Solar Ship Needs No Fuel And No Infrastructure

October 26, 2011 | 00:54
Solar Ship Needs No Fuel And No Infrastructure
Solar Ship Needs No Fuel And No Infrastructure
The Canadian company Solar Ship is building hybrid aircrafts which can operate in remote areas where there is no infrastructure and no fossil fuel available. The aircraft is powered by solar energy and can take off and land on a stretch of land no larger than a soccer field.

The solar ship is specifically geared to bring aid to disaster stricken areas. Natural disasters such as tsunami’s or earthquakes can plummet a region into chaos. Destruction of roads and bridges can prevent aid workers from reaching the hardest stricken areas. And as supply lines are broken resources, including fossil fuels, become scarce.

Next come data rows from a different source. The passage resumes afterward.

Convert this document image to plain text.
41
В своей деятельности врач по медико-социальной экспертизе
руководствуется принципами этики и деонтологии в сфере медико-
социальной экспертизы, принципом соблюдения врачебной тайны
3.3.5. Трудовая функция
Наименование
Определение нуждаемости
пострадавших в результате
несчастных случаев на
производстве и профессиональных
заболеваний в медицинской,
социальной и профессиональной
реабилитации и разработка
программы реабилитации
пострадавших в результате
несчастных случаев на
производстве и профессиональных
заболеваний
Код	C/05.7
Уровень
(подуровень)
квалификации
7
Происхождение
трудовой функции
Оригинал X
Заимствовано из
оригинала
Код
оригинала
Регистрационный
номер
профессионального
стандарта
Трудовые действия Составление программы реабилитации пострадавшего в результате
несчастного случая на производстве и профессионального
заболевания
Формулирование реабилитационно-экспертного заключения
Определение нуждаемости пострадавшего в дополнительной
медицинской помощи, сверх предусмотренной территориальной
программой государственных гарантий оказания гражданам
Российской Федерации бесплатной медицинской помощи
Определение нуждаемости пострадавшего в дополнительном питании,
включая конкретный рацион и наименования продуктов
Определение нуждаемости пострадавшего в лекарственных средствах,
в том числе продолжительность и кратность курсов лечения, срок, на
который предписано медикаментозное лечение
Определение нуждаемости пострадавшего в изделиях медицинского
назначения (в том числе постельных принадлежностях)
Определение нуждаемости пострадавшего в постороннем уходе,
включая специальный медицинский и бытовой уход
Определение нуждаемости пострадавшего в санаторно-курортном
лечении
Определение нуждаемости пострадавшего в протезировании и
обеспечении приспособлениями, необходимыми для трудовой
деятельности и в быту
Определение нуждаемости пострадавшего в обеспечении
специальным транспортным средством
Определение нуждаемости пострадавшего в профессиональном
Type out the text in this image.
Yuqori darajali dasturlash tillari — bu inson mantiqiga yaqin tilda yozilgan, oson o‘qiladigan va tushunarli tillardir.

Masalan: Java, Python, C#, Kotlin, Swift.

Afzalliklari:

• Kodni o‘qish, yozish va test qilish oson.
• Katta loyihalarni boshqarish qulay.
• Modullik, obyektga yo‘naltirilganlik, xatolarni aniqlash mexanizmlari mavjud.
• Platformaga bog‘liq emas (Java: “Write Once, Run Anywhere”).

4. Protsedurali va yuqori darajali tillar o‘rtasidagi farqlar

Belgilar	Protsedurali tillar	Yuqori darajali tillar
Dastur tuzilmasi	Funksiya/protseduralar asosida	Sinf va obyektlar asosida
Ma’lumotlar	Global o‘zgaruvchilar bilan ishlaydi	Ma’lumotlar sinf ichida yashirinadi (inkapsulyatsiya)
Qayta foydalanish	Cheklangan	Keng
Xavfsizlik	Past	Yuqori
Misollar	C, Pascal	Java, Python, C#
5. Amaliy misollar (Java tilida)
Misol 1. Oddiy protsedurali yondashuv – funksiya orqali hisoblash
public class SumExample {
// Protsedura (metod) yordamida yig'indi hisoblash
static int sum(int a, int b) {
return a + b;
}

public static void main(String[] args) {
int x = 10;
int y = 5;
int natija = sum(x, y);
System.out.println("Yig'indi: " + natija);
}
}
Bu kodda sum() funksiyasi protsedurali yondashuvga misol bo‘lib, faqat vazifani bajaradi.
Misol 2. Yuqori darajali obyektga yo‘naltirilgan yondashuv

That is why co-founder and CEO Jay Godsall wanted to build a solar ship which can fly solely on solar power and can land practically anywhere. He got in contact with James DeLaurier, professor of Aerospace Studies at the University of Toronto and asked him if he could come up with a viable design, writes DeLaurier and his students accepted the challenge and designed a hybrid aircraft. By then DeLaurier was enamored by the idea and together they founded Solar Ship in 2006.

The solar ship is a hybrid between an airship and an aerodynamic aircraft. Like an airship it has an inflatable top which can be filled with buoyant gas to assist with the lift off. But unlike an airship the solar ship is not lighter than air. It produces half of its lift off through aerodynamics. The inflatable top is covered with solar panels which fuel the plain on its journey.

One prototype is called the Chui, the Swahili word for Leopard. It can fly 1000 km a day whilst carrying a 1000 k payload. And it only needs a 50 m runway to take off or land. And after having delivered supplies its solar array can function as a power station to the operations on the ground.